Since Krugluger et al[2] as described the presence of apoptosis and Crisóstomo[3] revealed the relevance of oxidative stress in hair transplant grafts, the ingredients BMOV and monohydroxy ethylrutoside could have beneficial effects on the viability of the grafts. Lebeau et al[8] and Ortolani et al[9] revealed that different flavonoids, such as rutosides, have beneficial effects on ischemia and reperfusion injury. BMOV has many interesting physiological actions but probably exerts its main influence in the prevention of apoptosis by its ability to block the tyrosine phosphorylation pathway.[10]

We revealed that a considerably amount of tissue will become not viable (Fig. 1) in saline solution. However, when using large grafts, the amount of viable tissue seems to be sufficient to regenerate new hair growth in conventional hair transplantation techniques.[4]

This study clearly shows that a preservation solution is essential for hair transplantations with small grafts such as in PL-FUT. HSI’s preservation solution differs significantly from saline solution, Ringer’s lactate, and even from commercially available media used for keratinocyte culture. The addition of BMOV and rutosides will reduce oxidative stress, which is known to damage hair transplantation grafts.[3] Any other addition such as growth factors seems to be unnecessary as viability tests have shown excellent survival of the grafts.
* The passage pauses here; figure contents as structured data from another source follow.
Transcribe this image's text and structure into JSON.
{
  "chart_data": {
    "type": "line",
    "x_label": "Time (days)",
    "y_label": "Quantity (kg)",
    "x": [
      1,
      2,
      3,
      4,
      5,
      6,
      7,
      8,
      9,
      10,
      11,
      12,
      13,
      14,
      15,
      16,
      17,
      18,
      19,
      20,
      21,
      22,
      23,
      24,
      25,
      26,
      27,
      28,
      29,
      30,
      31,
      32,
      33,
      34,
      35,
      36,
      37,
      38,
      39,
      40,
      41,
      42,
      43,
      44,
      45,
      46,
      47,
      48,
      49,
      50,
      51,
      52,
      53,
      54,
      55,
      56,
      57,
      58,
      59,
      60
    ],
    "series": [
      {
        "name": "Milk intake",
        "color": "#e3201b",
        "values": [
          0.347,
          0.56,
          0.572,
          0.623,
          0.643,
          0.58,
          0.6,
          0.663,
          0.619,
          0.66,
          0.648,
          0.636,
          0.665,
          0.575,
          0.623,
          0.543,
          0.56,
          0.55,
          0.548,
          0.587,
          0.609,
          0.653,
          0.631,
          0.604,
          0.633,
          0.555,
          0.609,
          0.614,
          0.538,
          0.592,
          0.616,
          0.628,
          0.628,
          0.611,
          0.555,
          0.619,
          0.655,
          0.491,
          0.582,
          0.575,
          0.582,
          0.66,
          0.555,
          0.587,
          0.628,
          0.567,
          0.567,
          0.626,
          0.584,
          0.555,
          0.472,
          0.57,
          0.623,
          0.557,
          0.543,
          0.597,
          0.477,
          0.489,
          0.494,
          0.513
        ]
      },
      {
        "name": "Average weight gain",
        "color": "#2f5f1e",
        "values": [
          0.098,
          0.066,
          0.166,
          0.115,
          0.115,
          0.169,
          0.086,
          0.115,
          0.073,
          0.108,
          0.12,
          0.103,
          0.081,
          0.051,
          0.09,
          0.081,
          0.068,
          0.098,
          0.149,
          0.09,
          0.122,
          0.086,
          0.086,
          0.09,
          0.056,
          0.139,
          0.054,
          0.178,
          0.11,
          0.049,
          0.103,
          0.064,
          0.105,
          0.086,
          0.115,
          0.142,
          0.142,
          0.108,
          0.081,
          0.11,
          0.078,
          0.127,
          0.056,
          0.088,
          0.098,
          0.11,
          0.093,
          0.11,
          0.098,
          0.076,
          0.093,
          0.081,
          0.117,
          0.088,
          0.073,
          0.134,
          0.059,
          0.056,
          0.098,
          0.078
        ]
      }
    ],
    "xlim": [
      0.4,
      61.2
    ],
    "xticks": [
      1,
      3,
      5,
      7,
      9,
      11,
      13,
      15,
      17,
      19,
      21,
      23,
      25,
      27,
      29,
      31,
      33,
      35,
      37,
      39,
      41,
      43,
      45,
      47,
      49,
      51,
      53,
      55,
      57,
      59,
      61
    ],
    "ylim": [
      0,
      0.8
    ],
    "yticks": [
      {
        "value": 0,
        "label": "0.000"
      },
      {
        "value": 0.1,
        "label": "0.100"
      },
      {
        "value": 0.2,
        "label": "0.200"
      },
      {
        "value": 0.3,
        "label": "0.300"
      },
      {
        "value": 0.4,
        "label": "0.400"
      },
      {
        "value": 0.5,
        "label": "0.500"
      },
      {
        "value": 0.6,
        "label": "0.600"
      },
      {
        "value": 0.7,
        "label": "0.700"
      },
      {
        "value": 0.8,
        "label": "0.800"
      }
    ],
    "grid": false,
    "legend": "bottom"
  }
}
In addition, we studied the survival rate of 0.6-mm grafts in patients. This study showed that all implanted grafts developed to full differentiated hairs with a normal diameter.[5] In contrast to the experiments of Er et al,[6] our grafts differ in the way that the part of the follicle is taken in a longitudinal way.[5] As we have proven that follicular stem cells are located at different areas in the hair follicle, we believe that these hair transplantation grafts, which contain also stem cells, are responsible for complete regrowth of the hairs.

CONCLUSIONS

The use of a suitable preservation solution could be one of the crucial conditions in the success of all hair transplantation procedures with small grafts, such as PL-FUT.

Although we have not investigated the efficacy of the different individual ingredients and different combination of the ingredients, the described preservation solution works perfect for PL-FUT.

In theory, it can be possible that the same efficacy can be obtained with excluding one or more ingredients of the solution. It was not our aim to investigate the minimum composition, but only to reveal the influence of the preservation solution on the viability of the grafts. Nevertheless, in our opinion, we advise to use a suitable preservation solution for hair transplantation procedures with small grafts (under 0.8 mm).

Additional studies with (improved) preservation solutions need to be performed to evaluate the minimal quantity of tissue necessary to regenerate hair growth.